Ô Beyrouth, Damas, Le Caire
ô dérive exterminatrice
de continents entrevus
par l’œil du cœur
de cités idéales
follement rêvées
quand nos voiliers inventaient le large
Et noire la nuit arabe
longue cette nuit
qui vive ?
qui vivra ?

Noire la nuit arabe
où les morts s’impatientent
où les étoiles s’oublient
dans le lit blennorragique des tyrans
où nul message ne part avec les pigeons
car nulle arche ne fut épargnée
par les dieux rancuniers
avares de miséricorde
otages de leur bras séculier

Noire cette nuit
où les voleurs de feu sont lapidés
à la lueur des baïonnettes
où la vermine rampe dans les tranchées
sur la poitrine défoncée des prophètes
où l’homme cherche à tâtons
sur le tain du miroir
l’image archaïque de sa face
La forge du soleil
n’est plus que cendres
d’un phénix abusé par le mythe
et l’océan rageur, incontinent
tient dans la paume d’une main
Quel naïf
ira croire encore à la résurrection ?

Noire cette nuit
même quand la feuille subtile
tremble à l’appel de la rosée
même quand la fourmi
traîne victorieusement vers le trou
son trésor de miettes
même quand les oiseaux s’envolent
Mais l’avez-vous remarqué
dans notre nuit
les oiseaux ne s’égaillent pas comme tous les oiseaux
ne se découpent pas en nuées libres
sur la rose des vents
ils se suivent
à la queue leu leu
tristes
accablés
soumis comme entre deux rangées de fouets

Noire notre nuit
où les seuls foyers de clarté
sont dans les prisons
sur la tombe des martyrs
ou peut-être
dans le ventre des mères
Puis plus rien
sauf l’ignominie de la bouteille
de l’herbe
d’une paire de cuisses noircies
par l’usage et le tabac
d’une vie à reculons
vissée sur le fauteuil de la boîte à images
et du dépotoir vertigineux des alibis

Nuit
à nous impartie ors de la nuit grotesque du décret

Et je t’en foutrai moi des siècles d’or.
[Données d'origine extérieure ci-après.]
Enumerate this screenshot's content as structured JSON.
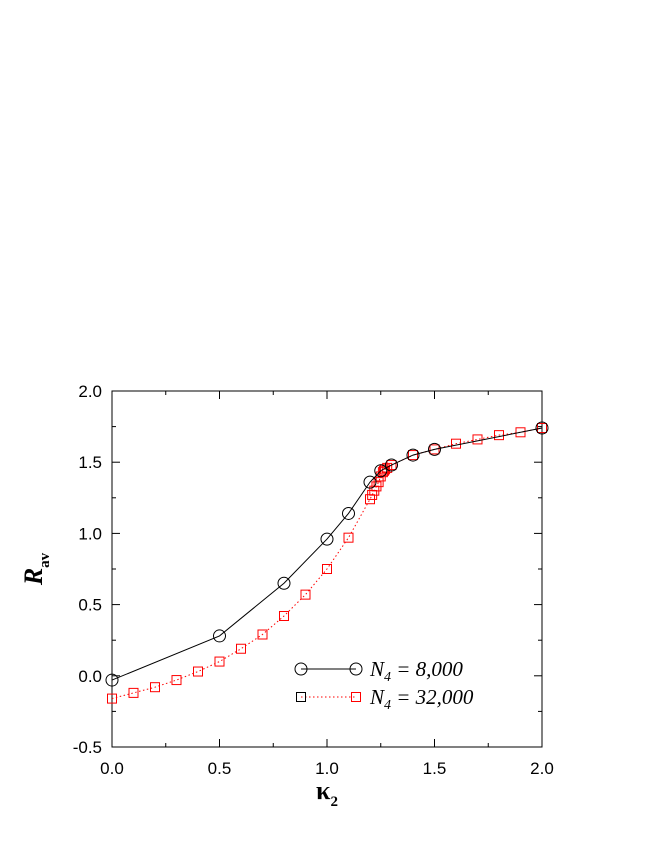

Bibliothèques d’Alexandrie et de Tolède.

Bains maures à tous les coins de rue. Asiles médiévaux où des diététiciens avant l’heure concoctaient pour leurs pensionnaires les mets les plus raffinés
pendant que des orchestres de musique andalouse donnaient un coup de pouce à la croissance des plantes et de la raison. Les maisons de la sagesse où l’on faisait parler Aristote en
arabe avant qu’il ne s’exprime en latin et allemand.
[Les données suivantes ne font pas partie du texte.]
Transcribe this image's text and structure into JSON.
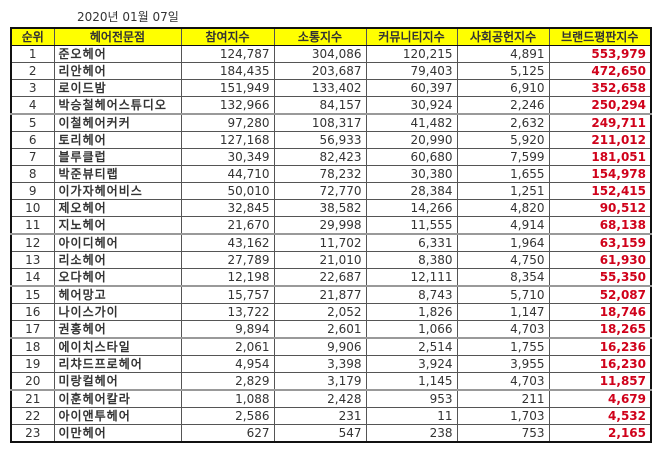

Poètes dégagés des contraintes, ayant licence pour tout : vin, mignons, polythéismes, apostasies. — Salut à toi Abou Nowas, ô premier des muezzins ! —
De la tolérance, en veux-tu, en voilà. De la justice, il n’y a qu’à se baisser pour ramasser. Omar ibn al-Khattab, Ali ibn Abi Talib qui ne se nourrissaient que de lait de
chamelle et de dattes, n’avaient pour demeure que l’ombre d’un palmier, ne se couvraient que d’une khirqa en loques. Juifs et chrétiens auxquels on laissait la vie sauve, la jouissance de
leurs biens et religions. Cours impériales où se bousculaient marchands et philosophes, médecins et astrologues. Panégyristes qu’on s’arrachait comme des royaumes aux
montagnes d’or et de pierreries. « Zih, et il lui donna mille dinars », la main de sa fille, la moitié de son trône, douze de ses plus belles odalisques à peine
déflorées, dix de ses plus rares manuscrits, cinq tonneaux de son ambroisie rapportés du paradis par des anges corrompus.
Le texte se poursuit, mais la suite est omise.